Member of the Tennessee House of Representatives
- Incumbent
- Assumed office January 12, 2021
- Preceded by: John DeBerry
- Constituency: 90th district (2021–2023) 91st district (2023–present)

Personal details
- Born: March 12, 1991 (age 35)
- Party: Democratic
- Education: Christian Brothers University
- Website: House website

= Torrey Harris =

American politician

Torrey C. Harris (born March 12, 1991) is an American politician serving as a member of the Tennessee House of Representatives from the 91st district. Originally elected to represent the 90th district in 2020, he assumed office on January 12, 2021.

Alongside Eddie Mannis, Harris was one of the first two openly-LGBT state representatives elected in Tennessee.

== Tennessee House of Representatives (2021–present) ==

=== Elections ===
In 2020, Harris challenged longtime incumbent representative John DeBerry in the 90th state house district. DeBerry, who had been removed from the Democratic primary ballot due to ideological differences, registered to run as an independent.
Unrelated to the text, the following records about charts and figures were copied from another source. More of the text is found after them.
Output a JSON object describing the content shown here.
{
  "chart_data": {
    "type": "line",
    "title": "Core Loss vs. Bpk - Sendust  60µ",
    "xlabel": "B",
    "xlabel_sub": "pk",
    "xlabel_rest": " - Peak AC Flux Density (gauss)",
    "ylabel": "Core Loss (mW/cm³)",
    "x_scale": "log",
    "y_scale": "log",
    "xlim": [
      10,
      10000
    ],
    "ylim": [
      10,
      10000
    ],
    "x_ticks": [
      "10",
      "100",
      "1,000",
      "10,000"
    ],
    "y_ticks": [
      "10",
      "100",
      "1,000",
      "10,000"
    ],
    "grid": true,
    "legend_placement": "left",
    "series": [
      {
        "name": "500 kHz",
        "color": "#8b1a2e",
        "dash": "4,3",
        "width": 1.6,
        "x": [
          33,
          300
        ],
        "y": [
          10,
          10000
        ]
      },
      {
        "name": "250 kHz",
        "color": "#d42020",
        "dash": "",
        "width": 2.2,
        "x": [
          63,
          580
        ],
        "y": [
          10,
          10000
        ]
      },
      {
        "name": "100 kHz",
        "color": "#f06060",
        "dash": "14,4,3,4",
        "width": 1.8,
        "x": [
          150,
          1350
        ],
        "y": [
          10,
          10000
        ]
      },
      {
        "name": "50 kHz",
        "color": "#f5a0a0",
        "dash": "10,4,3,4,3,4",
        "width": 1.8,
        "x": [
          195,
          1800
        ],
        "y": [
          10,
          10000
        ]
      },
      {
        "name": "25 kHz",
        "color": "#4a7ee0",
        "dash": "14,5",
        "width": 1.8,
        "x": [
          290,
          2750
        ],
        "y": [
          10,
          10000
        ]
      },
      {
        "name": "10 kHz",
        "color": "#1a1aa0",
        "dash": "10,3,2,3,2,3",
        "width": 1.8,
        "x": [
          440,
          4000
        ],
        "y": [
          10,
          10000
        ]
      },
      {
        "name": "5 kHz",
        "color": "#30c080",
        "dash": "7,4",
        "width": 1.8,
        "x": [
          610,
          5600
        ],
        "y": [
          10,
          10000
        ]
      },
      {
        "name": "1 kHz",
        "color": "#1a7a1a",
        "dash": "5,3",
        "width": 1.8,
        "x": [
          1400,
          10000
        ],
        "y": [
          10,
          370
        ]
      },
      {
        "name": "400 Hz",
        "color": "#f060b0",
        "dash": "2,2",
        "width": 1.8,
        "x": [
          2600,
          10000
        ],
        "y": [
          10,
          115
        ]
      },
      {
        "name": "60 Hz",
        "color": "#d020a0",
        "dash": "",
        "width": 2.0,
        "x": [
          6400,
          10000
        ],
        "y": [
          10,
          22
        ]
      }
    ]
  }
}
Harris defeated DeBerry with 77.3% of the vote.

In 2022, Harris was redistricted to the 91st district, comprising much of Midtown and other east Memphis neighborhoods. He defeated a challenger in the Democratic primary before winning the general election uncontested.

==Legal issues==

On July 17, 2022, Harris was arrested for felony theft and misdemeanor assault, after police were called by Harris' ex-boyfriend.